Ideas Provoke Debate

This element of American patriotism—its basis in an idea—deserves to be remarked upon: Devotion to a principle requires an understanding of its terms, and, especially in the case of an abstract philosophical principle, that understanding cannot be taken for granted. Most people can enjoy liberty, but not everyone understands its foundation in principle. Further, people can disagree as to its meaning. For example, not everyone agreed with Lincoln that the Kansas-Nebraska Act violated the principles of the Declaration of Independence by allowing the people of the territories to decide whether to come into the Union as free or slave states. Such disagreements led to civil war, with not one but both sides claiming to fight for liberty and self-government.

Furthermore, the effort to understand a principle necessarily requires one to consider, indeed to question, its validity. Did nature's God really endow everyone with the rights to life, liberty, and the pursuit of happiness? And does it follow that the purpose of government is "to secure these rights"? The patriots of seventy-six held these to be "self-evident" truths, but King George III held them to be arrogant nonsense; the vice president of the Confederate States of America held them to be self-evident lies.

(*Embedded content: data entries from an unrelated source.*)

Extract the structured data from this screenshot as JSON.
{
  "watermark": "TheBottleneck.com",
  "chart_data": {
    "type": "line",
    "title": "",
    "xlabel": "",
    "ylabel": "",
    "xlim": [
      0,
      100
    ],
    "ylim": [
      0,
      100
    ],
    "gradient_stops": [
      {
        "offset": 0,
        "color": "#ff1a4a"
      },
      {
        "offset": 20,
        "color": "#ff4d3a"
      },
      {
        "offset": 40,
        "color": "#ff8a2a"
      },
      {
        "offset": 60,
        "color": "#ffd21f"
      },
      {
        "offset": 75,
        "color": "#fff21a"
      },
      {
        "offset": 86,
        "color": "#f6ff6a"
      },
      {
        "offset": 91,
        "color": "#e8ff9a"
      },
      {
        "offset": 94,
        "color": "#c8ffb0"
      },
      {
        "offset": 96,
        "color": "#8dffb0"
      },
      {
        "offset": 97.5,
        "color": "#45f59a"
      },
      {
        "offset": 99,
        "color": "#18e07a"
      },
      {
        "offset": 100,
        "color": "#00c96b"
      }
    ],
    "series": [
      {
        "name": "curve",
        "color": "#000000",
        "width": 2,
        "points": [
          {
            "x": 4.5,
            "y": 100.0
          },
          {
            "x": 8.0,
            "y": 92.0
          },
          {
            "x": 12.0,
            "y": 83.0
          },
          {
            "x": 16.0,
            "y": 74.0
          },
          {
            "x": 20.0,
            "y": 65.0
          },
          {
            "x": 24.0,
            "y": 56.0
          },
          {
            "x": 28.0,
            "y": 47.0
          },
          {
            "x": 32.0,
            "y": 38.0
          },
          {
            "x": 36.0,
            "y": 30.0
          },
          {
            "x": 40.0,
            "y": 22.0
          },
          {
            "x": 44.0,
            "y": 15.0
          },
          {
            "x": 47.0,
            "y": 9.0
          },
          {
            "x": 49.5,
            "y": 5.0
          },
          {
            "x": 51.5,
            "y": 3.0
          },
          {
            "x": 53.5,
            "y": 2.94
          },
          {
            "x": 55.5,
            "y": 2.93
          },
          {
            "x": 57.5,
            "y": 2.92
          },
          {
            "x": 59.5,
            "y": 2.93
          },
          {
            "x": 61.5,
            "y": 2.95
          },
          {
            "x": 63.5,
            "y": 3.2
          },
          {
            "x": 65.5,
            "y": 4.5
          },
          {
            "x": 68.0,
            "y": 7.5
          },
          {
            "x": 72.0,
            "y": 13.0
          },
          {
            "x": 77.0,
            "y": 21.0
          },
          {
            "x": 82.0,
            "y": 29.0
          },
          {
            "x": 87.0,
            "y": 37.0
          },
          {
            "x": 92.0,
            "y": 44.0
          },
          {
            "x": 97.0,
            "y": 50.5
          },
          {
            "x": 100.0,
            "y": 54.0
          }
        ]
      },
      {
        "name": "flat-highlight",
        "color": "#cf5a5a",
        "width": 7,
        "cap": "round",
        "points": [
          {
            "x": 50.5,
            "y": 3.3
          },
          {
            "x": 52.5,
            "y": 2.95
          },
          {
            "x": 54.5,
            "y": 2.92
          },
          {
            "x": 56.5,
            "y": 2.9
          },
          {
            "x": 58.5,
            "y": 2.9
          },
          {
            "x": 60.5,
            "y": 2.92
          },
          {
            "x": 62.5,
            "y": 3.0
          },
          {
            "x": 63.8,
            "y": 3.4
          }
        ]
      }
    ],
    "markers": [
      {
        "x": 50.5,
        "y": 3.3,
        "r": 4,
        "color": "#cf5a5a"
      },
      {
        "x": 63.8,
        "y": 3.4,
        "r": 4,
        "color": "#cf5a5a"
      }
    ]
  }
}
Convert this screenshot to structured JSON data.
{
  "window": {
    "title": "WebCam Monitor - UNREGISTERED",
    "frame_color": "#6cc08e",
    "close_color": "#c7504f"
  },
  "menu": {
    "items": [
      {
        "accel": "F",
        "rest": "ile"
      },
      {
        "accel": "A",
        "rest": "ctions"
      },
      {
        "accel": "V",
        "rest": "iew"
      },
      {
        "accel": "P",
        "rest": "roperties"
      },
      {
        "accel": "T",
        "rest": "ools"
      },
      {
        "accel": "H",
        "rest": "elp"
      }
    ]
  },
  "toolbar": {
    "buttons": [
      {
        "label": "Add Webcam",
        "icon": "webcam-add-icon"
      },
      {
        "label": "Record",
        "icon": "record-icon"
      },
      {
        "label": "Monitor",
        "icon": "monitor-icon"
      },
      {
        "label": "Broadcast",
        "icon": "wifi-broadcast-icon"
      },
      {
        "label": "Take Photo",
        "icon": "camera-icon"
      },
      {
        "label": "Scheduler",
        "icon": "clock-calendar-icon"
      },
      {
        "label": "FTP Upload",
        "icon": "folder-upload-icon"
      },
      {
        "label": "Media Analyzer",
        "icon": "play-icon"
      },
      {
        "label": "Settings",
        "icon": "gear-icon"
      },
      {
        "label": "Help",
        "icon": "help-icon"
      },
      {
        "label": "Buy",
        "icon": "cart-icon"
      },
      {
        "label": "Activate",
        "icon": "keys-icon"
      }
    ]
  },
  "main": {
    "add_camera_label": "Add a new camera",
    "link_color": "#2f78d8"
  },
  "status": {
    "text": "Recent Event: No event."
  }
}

But, Can an Idea Inspire Patriots?

James Madison was one of the first to note that securing the people's allegiance to an abstract idea could be problematic. He wished that reason alone would secure citizens' attachment to the new government. But that, he said, "is as little to be expected as the philosophical race of kings wished for by Plato." In reality, the government would need people's emotional attachment, as well.

Lincoln reached the same conclusion. As civil war loomed, he said there was a question as to whether our political institutions could survive or, to use his term, "be perpetuated." The principles on which they rested had the support of "the patriots of seventy-six," men capable of understanding the "Laws of Nature and of Nature's God." But for the people generally, Lincoln thought, their attachment to our institutions would have to be passionate, not rational. As we shall see, he felt that passion would best flow from an understanding and appreciation of America's ideas.

For more than 50 years, Lincoln said, the American people's love of country and its institutions was inseparable from their hatred of Britain. So long as the memory of the Revolutionary War was fresh in their minds, "the deep-rooted principles of hate and the powerful motive of revenge, instead of being turned against each other, were directed exclusively against the British nation." And thus, Lincoln concludes, "from the force of circumstances, the basest principles of our nature were either made to lie dormant, or to become the active agents in the advancement of the noblest of causes—that of establishing and maintaining civil and religious liberty."

But that would change, Lincoln said, as the memory of the Revolution faded. For a while—for a generation—that memory was kept alive because in every family there was to be found "in the form of a father, husband, son, or a brother, a living history of the revolution, a history bearing the indubitable testimonies of its own authenticity, in the limbs mangled, in the scars of wounds received, in the midst of the scenes related." But those histories are gone, he said, and can no longer be read. "They were a fortress of strength, but what invading foemen could never do, the silent artillery of time has done: the leveling of its walls."

Thus, he believed that his task, or, as he put it, the task of "our Washington," was to make freedom an object of the American people's passions or, more precisely, an object of our love. For love is a passion, not a judgment arrived at by a process of ratiocination. Thus, in August 1864, speaking to an Ohio regiment being disbanded and returning home, he used the ideas of the past to stoke that passion:

I almost always feel inclined, when I happen to say anything to soldiers, to impress upon them in a few brief remarks the importance of success in this contest. It is not merely for today, but for all time to come that we should perpetuate for our children's children this great and free government, which we have enjoyed all our lives.... It is in order that each of you may have through this free government which we have enjoyed, an open field and a fair chance for your industry, enterprise, and intelligence, that you may all have equal privileges in the race of life, with all its desirable human aspirations. It is for this [that] the struggle should be maintained, that we may not lose our birthright—not only for one, but for two or three years. The nation is worth fighting for, to secure such an inestimable jewel.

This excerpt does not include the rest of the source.